— Государыня приказала схватить его, — ткнул в мою сторону пальцем Гришка Каловской. — А ну, навались! — и тут же сам бросился в мою сторону.
Ну, как бросился. Между ним и мной как раз Порохня сидел. Мимо не пробежишь. Атаман даже разворачиваться в сторону монастырского служки не стал. Лишь рукой в его сторону махнул. И ярославльский иуда повалился на пол, силясь вырвать торчащий из бока нож.
Глеб с Кривоносом тут же кинулись к сандомирскому воеводе, опрокидывая поляка с лавки на пол. Завозились там, кряхтя и матерно ругаясь, сдвинули массивный стол, сбив одну из свечей на столешницу.
Я дёрнулся было к Марине и споткнулся на полушаге перед вскинутым пистолем.
«Лишь бы не выстрелила»! — лихорадочно заметались у меня мысли в голове. — «Мы же по тихому Мнишеков, в случае если не договоримся, связать хотели. А выстрел из пистоля полдеревни наверняка услышит».
О том, что этим выстрелом Марина может запросто меня убить, я в горячке в расчёт не брал.
Марина не выстрелила. Бывшая царица охнула, роняя из ослабевшей руки пистоль, захрипела, захлёбываясь собственной кровью, медленно осела на грязный пол.
— Зачем? — оглянулся я на Порохню. — Она же нам живая нужна была! Кого Подопригора утром мимо дозора вывозить будет?
— Лучше она, чем ты, — пожал плечами запорожец. — По глазам видел; не промахнулась бы.
— Ладно, — безнадёжно махнул я рукой. — Чего быть, того не миновать. Тогда уже и воеводу добей, — кивнул я на продолжавших бороться под столом. — Будем считать, что я этой семейке за батюшку с матушкой отомстил. За всё нужно платить, — я замер на пороге, дождался сдавленного всхлипа сандомирского воеводы и толкнул дверь. — Вот только как нам теперь самим следующий день пережить.
Глава 12
— Однако!
— Что, Федька, не ожидал?
Я невесело усмехнулся. Можно было и не спрашивать. Вон как у князя глаза округлились! Того и гляди, кулаками протирать начнёт. Такое не сыграешь. Хотя, откуда бы ему о моём «воскрешении» знать? Василий Шуйский об этом на всю Москву кричать не станет и хорошо ещё, если с кем-то из своих ближников сведениями поделится. А тут какой-то Барятинский. Род может быть многочисленный и древний, но дворянский, захудалый. Этаким воеводой в Ярославле сесть — уже честь немалая!
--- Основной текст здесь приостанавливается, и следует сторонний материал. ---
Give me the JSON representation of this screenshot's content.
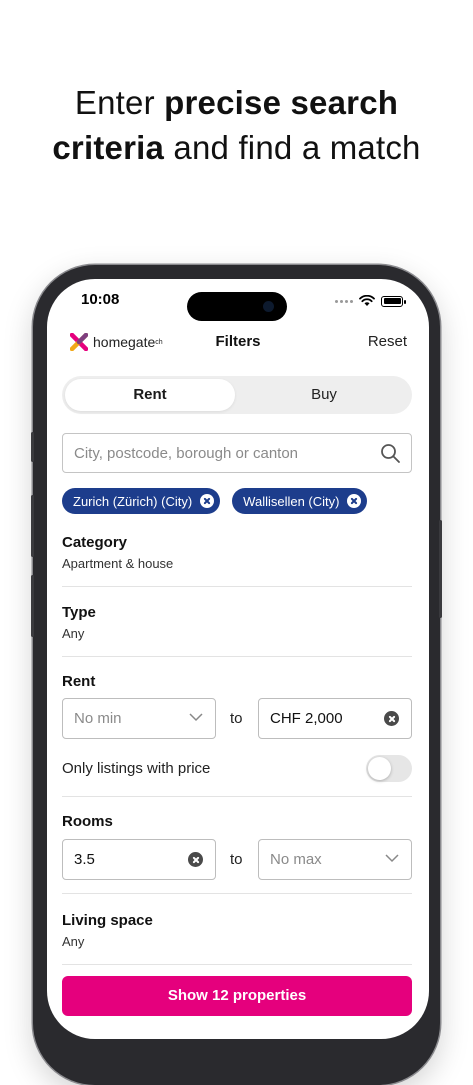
{
  "headline": {
    "normal1": "Enter ",
    "bold1": "precise search",
    "bold2": "criteria",
    "normal2": " and find a match"
  },
  "status": {
    "time": "10:08"
  },
  "header": {
    "logo_text": "homegate",
    "logo_suffix": "ch",
    "title": "Filters",
    "reset": "Reset"
  },
  "toggle": {
    "active": "Rent",
    "inactive": "Buy"
  },
  "search": {
    "placeholder": "City, postcode, borough or canton"
  },
  "chips": [
    "Zurich (Zürich) (City)",
    "Wallisellen (City)"
  ],
  "category": {
    "title": "Category",
    "value": "Apartment & house"
  },
  "type": {
    "title": "Type",
    "value": "Any"
  },
  "rent": {
    "title": "Rent",
    "min_placeholder": "No min",
    "to": "to",
    "max_value": "CHF 2,000",
    "only_with_price": "Only listings with price",
    "only_with_price_on": false
  },
  "rooms": {
    "title": "Rooms",
    "min_value": "3.5",
    "to": "to",
    "max_placeholder": "No max"
  },
  "living_space": {
    "title": "Living space",
    "value": "Any"
  },
  "cta": {
    "label": "Show 12 properties"
  },
  "colors": {
    "brand": "#e5007d",
    "chip": "#1d3d8c"
  }
}
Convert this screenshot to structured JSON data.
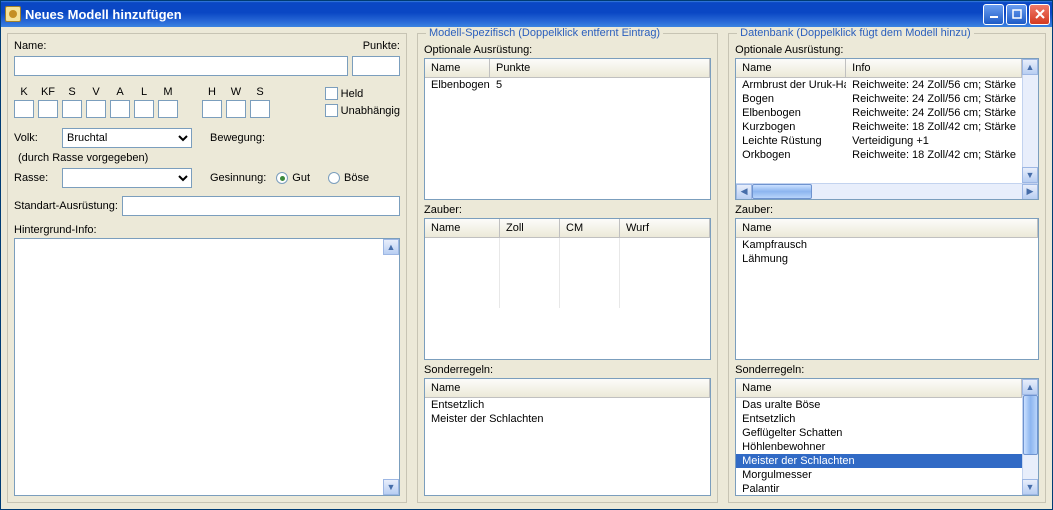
{
  "window": {
    "title": "Neues Modell hinzufügen"
  },
  "left": {
    "name_label": "Name:",
    "name_value": "",
    "points_label": "Punkte:",
    "points_value": "",
    "stats": [
      "K",
      "KF",
      "S",
      "V",
      "A",
      "L",
      "M",
      "H",
      "W",
      "S"
    ],
    "held_label": "Held",
    "unabh_label": "Unabhängig",
    "volk_label": "Volk:",
    "volk_value": "Bruchtal",
    "bewegung_label": "Bewegung:",
    "bewegung_note": "(durch Rasse vorgegeben)",
    "rasse_label": "Rasse:",
    "gesinnung_label": "Gesinnung:",
    "gut_label": "Gut",
    "boese_label": "Böse",
    "std_label": "Standart-Ausrüstung:",
    "hint_label": "Hintergrund-Info:"
  },
  "mid": {
    "legend": "Modell-Spezifisch (Doppelklick entfernt Eintrag)",
    "opt_label": "Optionale Ausrüstung:",
    "opt_headers": [
      "Name",
      "Punkte"
    ],
    "opt_rows": [
      [
        "Elbenbogen",
        "5"
      ]
    ],
    "zauber_label": "Zauber:",
    "zauber_headers": [
      "Name",
      "Zoll",
      "CM",
      "Wurf"
    ],
    "sonder_label": "Sonderregeln:",
    "sonder_headers": [
      "Name"
    ],
    "sonder_rows": [
      "Entsetzlich",
      "Meister der Schlachten"
    ]
  },
  "db": {
    "legend": "Datenbank (Doppelklick fügt dem Modell hinzu)",
    "opt_label": "Optionale Ausrüstung:",
    "opt_headers": [
      "Name",
      "Info"
    ],
    "opt_rows": [
      [
        "Armbrust der Uruk-Hai",
        "Reichweite: 24 Zoll/56 cm; Stärke"
      ],
      [
        "Bogen",
        "Reichweite: 24 Zoll/56 cm; Stärke"
      ],
      [
        "Elbenbogen",
        "Reichweite: 24 Zoll/56 cm; Stärke"
      ],
      [
        "Kurzbogen",
        "Reichweite: 18 Zoll/42 cm; Stärke"
      ],
      [
        "Leichte Rüstung",
        "Verteidigung +1"
      ],
      [
        "Orkbogen",
        "Reichweite: 18 Zoll/42 cm; Stärke"
      ]
    ],
    "zauber_label": "Zauber:",
    "zauber_headers": [
      "Name"
    ],
    "zauber_rows": [
      "Kampfrausch",
      "Lähmung"
    ],
    "sonder_label": "Sonderregeln:",
    "sonder_headers": [
      "Name"
    ],
    "sonder_rows": [
      "Das uralte Böse",
      "Entsetzlich",
      "Geflügelter Schatten",
      "Höhlenbewohner",
      "Meister der Schlachten",
      "Morgulmesser",
      "Palantir"
    ],
    "sonder_selected": 4
  }
}
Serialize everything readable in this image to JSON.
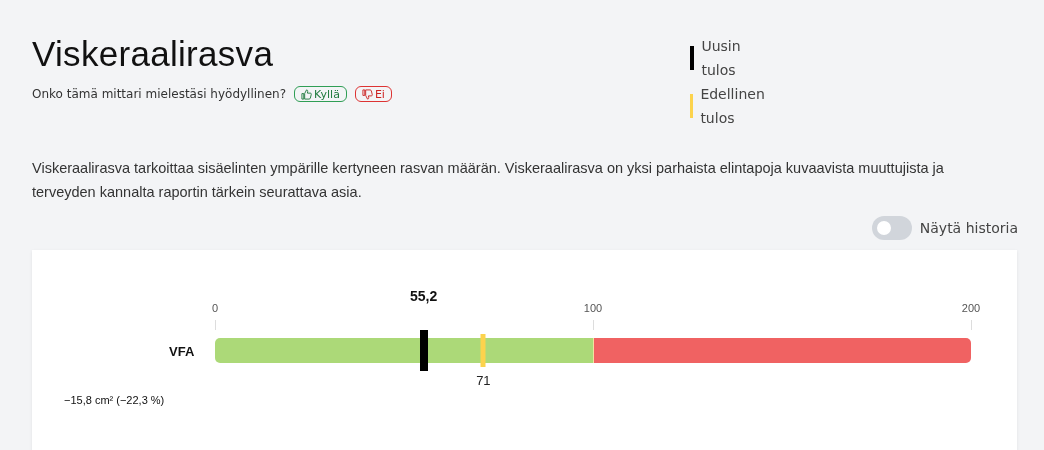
{
  "title": "Viskeraalirasva",
  "feedback": {
    "question": "Onko tämä mittari mielestäsi hyödyllinen?",
    "buttons": [
      {
        "kind": "yes",
        "label": "Kyllä"
      },
      {
        "kind": "no",
        "label": "Ei"
      }
    ]
  },
  "legend": [
    {
      "label": "Uusin tulos",
      "color": "#000000"
    },
    {
      "label": "Edellinen tulos",
      "color": "#fcd34d"
    }
  ],
  "description": "Viskeraalirasva tarkoittaa sisäelinten ympärille kertyneen rasvan määrän. Viskeraalirasva on yksi parhaista elintapoja kuvaavista muuttujista ja terveyden kannalta raportin tärkein seurattava asia.",
  "history_toggle": {
    "label": "Näytä historia",
    "on": false
  },
  "gauge": {
    "label": "VFA",
    "ticks": [
      "0",
      "100",
      "200"
    ],
    "segments": [
      {
        "color": "#acd978"
      },
      {
        "color": "#f06262"
      }
    ],
    "markers": [
      {
        "kind": "latest",
        "value": "55,2",
        "color": "#000000"
      },
      {
        "kind": "previous",
        "value": "71",
        "color": "#fcd34d"
      }
    ],
    "change": "−15,8 cm² (−22,3 %)"
  }
}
— Не ожидал, государь, — князь хотел было поклониться, но, спохватившись, вовремя остановился, покосившись на замерших возле леса воинов. — Прости, Фёдор Борисович, что вежество не блюду, — пригладил он начавшую седеть густую бороду, — но, думаю, ты и сам, чтобы тебя узнали, не желаешь.
— Твоя правда, князь, не желаю. Не время ещё. Садись, Фёдор, — похлопал я рукой по медвежьей шкуре, постеленной прямо на снегу. — Поговорим о том, что нам дальше делать. Может, и договоримся о чём-нибудь.
— Благодарствую, государь, — не стал чиниться князь, присев рядом. — Честь немалая, на одной шкуре с самим царём восседать. Мы, Барятинские, так высоко до этого не сиживали!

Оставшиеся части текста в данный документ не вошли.